Sardar Azmoun (esq.) com Mehdi Taremi: atacantes apoiaram protestos no Irã - KARIM JAAFAR/AFP
Sardar Azmoun (esq.) com Mehdi Taremi: atacantes apoiaram protestos no Irã Imagem: KARIM JAAFAR/AFP

Thiago Arantes

Colaboração para o UOL, em Barcelona

21/11/2022 04h00

Classificação e Jogos

Quando a seleção iraniana estiver perfilada para a execução do hino nacional do país, minutos antes de enfrentar a Inglaterra, nesta segunda-feira (21), os olhos do mundo estarão voltados para Sardar Azmoun.

O atacante de 27 anos, jogador do Bayern Leverkusen (Alemanha), só está na Copa do Mundo porque é imprescindível para o técnico Carlos Queiroz. Se dependesse do governo do Irã, a situação seria bem diferente e ele estaria afastado do time nacional. Mas, em uma rara decisão contrária ao regime totalitário do país, Azmoun está na Copa.

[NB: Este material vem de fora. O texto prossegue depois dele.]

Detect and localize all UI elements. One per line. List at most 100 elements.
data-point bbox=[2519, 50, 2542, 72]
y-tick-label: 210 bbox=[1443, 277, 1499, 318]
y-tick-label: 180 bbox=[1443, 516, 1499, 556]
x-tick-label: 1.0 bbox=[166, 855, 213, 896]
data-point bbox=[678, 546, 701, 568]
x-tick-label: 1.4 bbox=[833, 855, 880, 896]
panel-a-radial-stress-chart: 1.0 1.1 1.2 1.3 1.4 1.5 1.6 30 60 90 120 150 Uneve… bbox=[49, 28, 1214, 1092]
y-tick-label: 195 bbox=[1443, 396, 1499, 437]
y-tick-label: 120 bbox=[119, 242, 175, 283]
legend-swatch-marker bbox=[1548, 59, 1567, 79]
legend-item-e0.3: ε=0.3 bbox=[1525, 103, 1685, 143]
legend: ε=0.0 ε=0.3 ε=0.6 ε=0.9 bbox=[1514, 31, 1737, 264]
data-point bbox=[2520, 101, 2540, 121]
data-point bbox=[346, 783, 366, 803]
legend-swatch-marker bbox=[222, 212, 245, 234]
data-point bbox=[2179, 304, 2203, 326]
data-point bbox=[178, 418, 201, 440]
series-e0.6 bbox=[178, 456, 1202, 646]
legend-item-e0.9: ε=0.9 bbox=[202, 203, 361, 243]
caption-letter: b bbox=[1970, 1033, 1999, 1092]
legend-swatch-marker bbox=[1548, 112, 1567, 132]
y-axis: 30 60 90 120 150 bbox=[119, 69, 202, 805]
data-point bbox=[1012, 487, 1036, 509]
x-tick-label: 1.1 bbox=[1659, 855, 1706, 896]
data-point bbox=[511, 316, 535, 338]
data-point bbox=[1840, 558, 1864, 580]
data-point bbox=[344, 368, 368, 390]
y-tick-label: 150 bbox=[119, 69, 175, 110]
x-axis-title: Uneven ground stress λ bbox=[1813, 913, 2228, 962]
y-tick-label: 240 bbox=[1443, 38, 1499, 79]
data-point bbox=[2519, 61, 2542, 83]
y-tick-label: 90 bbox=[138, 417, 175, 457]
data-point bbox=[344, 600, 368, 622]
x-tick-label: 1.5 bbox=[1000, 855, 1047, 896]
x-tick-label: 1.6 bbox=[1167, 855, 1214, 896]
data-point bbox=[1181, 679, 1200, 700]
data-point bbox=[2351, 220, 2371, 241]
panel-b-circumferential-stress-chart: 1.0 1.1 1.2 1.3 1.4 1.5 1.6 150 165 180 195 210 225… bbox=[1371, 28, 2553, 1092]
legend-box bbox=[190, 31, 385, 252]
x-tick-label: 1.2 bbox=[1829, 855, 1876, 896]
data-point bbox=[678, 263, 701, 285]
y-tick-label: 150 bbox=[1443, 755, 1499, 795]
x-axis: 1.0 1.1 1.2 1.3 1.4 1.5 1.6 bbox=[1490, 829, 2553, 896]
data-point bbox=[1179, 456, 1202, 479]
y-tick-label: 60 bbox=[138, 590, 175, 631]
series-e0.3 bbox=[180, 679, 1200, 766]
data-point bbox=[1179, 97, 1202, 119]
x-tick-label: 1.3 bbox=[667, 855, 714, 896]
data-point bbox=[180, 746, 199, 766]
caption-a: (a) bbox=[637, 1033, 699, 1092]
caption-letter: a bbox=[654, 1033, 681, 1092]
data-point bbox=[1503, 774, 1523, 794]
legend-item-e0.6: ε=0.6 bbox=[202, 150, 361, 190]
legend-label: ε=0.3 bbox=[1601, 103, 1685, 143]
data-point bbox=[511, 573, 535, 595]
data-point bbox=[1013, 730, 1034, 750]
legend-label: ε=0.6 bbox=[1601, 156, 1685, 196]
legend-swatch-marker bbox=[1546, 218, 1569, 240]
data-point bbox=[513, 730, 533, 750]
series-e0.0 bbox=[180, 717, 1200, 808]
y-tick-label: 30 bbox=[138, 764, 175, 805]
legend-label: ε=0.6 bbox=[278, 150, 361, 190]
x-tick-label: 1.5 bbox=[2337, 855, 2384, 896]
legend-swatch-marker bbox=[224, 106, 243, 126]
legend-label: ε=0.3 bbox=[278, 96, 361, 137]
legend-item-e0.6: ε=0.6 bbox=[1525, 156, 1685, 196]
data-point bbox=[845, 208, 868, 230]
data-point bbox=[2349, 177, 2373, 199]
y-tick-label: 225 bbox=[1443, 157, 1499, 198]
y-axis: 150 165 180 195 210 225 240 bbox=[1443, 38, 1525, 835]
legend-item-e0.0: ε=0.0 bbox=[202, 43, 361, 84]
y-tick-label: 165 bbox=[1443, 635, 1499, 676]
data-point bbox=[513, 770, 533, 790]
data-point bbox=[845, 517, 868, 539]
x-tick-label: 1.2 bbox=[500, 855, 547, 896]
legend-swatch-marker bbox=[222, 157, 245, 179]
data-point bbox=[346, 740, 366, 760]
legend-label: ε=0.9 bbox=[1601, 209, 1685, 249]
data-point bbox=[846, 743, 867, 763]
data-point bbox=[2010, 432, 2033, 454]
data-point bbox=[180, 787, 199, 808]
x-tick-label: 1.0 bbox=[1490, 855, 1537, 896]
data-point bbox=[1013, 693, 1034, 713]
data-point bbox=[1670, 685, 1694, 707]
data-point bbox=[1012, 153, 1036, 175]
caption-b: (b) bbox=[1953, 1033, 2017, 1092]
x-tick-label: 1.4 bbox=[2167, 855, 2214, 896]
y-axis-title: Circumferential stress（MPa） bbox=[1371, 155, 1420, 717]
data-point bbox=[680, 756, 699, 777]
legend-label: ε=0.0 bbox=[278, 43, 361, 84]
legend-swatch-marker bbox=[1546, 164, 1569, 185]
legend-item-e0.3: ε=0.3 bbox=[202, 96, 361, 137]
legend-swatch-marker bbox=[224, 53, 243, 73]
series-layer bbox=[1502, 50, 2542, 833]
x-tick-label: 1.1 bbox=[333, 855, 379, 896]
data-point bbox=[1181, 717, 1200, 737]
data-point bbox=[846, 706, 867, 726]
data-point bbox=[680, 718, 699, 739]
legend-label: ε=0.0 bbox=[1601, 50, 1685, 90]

Com 41 gols marcados em 65 jogos na seleção, ele é uma das vozes mais importantes do país e tem se posicionado a favor da onda de protestos que tomou as ruas iranianas há dois meses. A expectativa para a estreia do Irã no Mundial vai além do que ele e seus companheiros podem fazer com a bola nos pés. É sobre como eles podem transformar o maior evento do futebol em uma forma de expor a situação social iraniana, sobretudo em uma Copa no Qatar, país que também tem sido cobrado pelo desrespeito a direitos humanos, sobretudo mulheres, imigrantes e o coletivo LGBTQIA+.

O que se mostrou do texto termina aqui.